# How to create a website radio station



## Jaymie1989 (Mar 25, 2007)

Hi, Can some one please tell me how i can create my own radio station online for my website please?


----------



## DJ-Zep (Mar 11, 2006)

Would you like to run the server from a home computer or pay for a virtual?


----------



## Jaymie1989 (Mar 25, 2007)

I would like to do it from my home computer please. I know i can do it by using Winamp and Shoutcast plugin but im not sure how to do that.


----------



## Grove (Jun 21, 2005)

Easiest option would be to download ShoutCast. Configure your computer to allow it to allow you to broadcast. Winamp is a must.

At this point create a link on your website that simple states when they click on it, winamp opens with an address similiar to http://IP:8000 and users are able to connect then.

More Simple Method? Can't think of one yet sorry.


----------



## DJ-Zep (Mar 11, 2006)

First, you must download the SHOUTCast server GUI by clicking here. Run the installer. After you complete the installation, go to the SHOUTCast program directory (most likely C:\Program Files\SHOUTCast\). 

To do this, hit the windows logo key and the r key at the same time. Then, in the input field, type "C:\Program Files\Shoutcast\" and hit enter. 

Open up the file named "sc_serv.ini". This file is your SHOUTCast server configuration. Look for "Password=changeme" in the config. Change the password to whatever you want the server DJ password to be. Save the config and close it.

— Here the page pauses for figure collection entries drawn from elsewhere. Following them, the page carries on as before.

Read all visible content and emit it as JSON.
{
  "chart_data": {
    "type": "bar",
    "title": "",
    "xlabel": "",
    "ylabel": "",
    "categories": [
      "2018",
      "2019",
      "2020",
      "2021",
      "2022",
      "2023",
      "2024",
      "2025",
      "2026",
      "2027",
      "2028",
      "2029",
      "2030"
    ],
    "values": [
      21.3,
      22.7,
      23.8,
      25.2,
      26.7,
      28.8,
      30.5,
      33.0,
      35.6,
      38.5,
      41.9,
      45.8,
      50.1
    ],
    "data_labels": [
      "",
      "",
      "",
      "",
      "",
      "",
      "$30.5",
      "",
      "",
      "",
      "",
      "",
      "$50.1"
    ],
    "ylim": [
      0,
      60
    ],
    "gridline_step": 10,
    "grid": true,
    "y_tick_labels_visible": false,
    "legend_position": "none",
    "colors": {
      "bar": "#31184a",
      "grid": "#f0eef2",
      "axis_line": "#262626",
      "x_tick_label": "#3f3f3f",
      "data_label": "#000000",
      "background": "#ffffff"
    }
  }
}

Now, you must set up port forwarding. Check this link out for specific direction on how to do that.

After you have configured port forwarding, open up the shoutcast server gui. (Start Menu -> All Programs -> SHOUTcast DNAS -> SHOUTcast DNAS (GUI)). This turns your server on and makes it reachable from the web. You must always have this on if you want to DJ.

Congratulations, you now have a free server to stream to!

If you need to know how to DJ, just let me know and I'll direct you with that.


----------